To approach and tackle the migration, Matus reported that LCRA and Schneider Electric assembled small teams to not only migrate the utility's controls, but also upgrade its power supplies and other support systems.

"There was also a big question about how to do our factory acceptance test (FAT) because even though we were migrating controllers and I/O cards, we were leaving all of the field wiring and loop cabling in place," added Matus. "We also took all our configuration drawings and put them into databases.”

The existing database descriptions of the Bailey system left over from past modernization attempts were reduced and revised. “We had a database of all cabinets with module layouts and jumper configurations of the module mounting units, plus a database of individual card jumpers and signal levels. We got a little paper happy with all the printouts we made about how to put everything together."

New controls emerge

Following database development and design of the unit's new control system, its main components now include:

  • Windows 7, Server 2008 and Server 2012 with physical and virtual machines;
  • EcoStruxure Foxboro DCS Control Core Services 9.3 and EcoStruxure Foxboro DCS Control Software Editor;
  • Foxview HMI and Foxdraw 10.4.4 software;
  • Controller and I/O layout with FCP/ZCP270s and FCP280s with 200 Series I/O migration cards;
  • Mesh control network with SCN for virtual machines and DCN for domain;
  • System Auditor software; and
  • Security founded on role-based access to the control system via the DCN and centralized security management.

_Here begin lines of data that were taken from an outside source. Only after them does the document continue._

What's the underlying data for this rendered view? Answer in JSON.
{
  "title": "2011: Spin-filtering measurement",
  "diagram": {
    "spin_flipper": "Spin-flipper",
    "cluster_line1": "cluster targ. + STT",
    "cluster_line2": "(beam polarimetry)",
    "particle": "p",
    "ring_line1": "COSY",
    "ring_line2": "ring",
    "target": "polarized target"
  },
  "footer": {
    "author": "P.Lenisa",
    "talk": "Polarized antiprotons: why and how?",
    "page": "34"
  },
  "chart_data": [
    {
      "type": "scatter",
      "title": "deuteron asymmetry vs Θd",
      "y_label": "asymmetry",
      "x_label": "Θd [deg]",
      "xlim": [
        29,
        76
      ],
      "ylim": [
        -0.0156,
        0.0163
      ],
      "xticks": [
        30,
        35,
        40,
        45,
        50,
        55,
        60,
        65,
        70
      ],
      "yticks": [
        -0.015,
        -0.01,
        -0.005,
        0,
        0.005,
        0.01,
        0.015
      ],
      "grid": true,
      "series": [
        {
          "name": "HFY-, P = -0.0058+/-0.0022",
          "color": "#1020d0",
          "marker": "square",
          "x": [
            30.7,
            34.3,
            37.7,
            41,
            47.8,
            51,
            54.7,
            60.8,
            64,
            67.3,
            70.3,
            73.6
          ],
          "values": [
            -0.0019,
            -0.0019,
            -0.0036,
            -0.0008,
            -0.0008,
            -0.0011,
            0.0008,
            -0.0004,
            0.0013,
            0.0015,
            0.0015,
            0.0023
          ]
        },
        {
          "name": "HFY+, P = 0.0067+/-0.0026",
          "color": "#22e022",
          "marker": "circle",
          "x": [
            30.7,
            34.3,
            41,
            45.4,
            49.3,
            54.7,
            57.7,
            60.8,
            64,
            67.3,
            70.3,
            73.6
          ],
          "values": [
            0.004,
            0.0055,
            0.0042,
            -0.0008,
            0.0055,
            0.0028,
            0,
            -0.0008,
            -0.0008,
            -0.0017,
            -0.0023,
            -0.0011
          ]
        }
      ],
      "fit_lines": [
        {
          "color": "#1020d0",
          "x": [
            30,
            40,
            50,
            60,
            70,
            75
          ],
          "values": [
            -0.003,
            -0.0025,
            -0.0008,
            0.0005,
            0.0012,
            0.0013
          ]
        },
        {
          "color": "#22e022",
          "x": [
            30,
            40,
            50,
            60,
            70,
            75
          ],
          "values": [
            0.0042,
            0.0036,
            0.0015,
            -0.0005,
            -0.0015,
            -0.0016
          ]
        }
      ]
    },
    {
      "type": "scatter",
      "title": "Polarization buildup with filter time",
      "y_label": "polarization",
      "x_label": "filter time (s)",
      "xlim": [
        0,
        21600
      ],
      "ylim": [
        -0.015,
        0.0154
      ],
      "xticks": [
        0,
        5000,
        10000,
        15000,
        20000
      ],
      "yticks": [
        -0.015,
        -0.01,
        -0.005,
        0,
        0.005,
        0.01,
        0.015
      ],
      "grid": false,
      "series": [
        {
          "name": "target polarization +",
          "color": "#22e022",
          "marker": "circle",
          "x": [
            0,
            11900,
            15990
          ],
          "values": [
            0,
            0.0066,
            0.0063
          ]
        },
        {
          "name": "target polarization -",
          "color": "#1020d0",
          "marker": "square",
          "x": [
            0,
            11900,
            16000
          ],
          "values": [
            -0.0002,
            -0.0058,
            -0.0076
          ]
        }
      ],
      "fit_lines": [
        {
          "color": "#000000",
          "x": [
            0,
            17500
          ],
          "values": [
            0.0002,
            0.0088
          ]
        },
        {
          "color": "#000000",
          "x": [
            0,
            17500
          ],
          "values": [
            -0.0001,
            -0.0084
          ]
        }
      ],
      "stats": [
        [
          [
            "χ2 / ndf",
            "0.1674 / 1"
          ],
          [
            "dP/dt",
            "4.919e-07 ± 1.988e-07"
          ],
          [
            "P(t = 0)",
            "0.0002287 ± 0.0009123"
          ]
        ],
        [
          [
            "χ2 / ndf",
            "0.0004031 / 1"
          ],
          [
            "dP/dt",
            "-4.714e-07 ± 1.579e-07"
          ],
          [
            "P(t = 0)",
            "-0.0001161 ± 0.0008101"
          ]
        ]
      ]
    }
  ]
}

When the applicable team members undertook logic and operator display designs for the new control system, Matus reported there was a lot of available logic that they didn't need, so they pulled what wasn't necessary and were able to reuse designs on many of their 40 primary display screens from other applications. "We converted existing Bailey logic to EcoStruxure Foxboro logic and used Foxboro logic we had developed in the course of prior upgrade attempts," said Matus.

Preparation eases startup

During the FAT in Houston, LCRA and Schneider Electric teams performed migration module testing of individual cards, tested the logic and displays using loopback simulation, and tested the new system's overall setup and functions.

"All of our testing and preparations really helped when we got to migration day," added Matus. "We had one crew set up the EcoStruxure Foxboro system, another replace the power supplies, and a third install the migration cards. We also installed new cabinets for the networks, servers and controllers, then determinated and reterminated the wiring for our remote I/O cabinets from the former Bailey 800 I/O, and installed the new 200 Series I/O.

"The startup went very smoothly overall—it was almost like a regular startup," said Matus. "So far, the new control system has been in place for a year and a half. It's run untouched with no card failures and is also a more secure system."

About the Author

Jim Montague | Executive Editor

Jim Montague is executive editor of Control.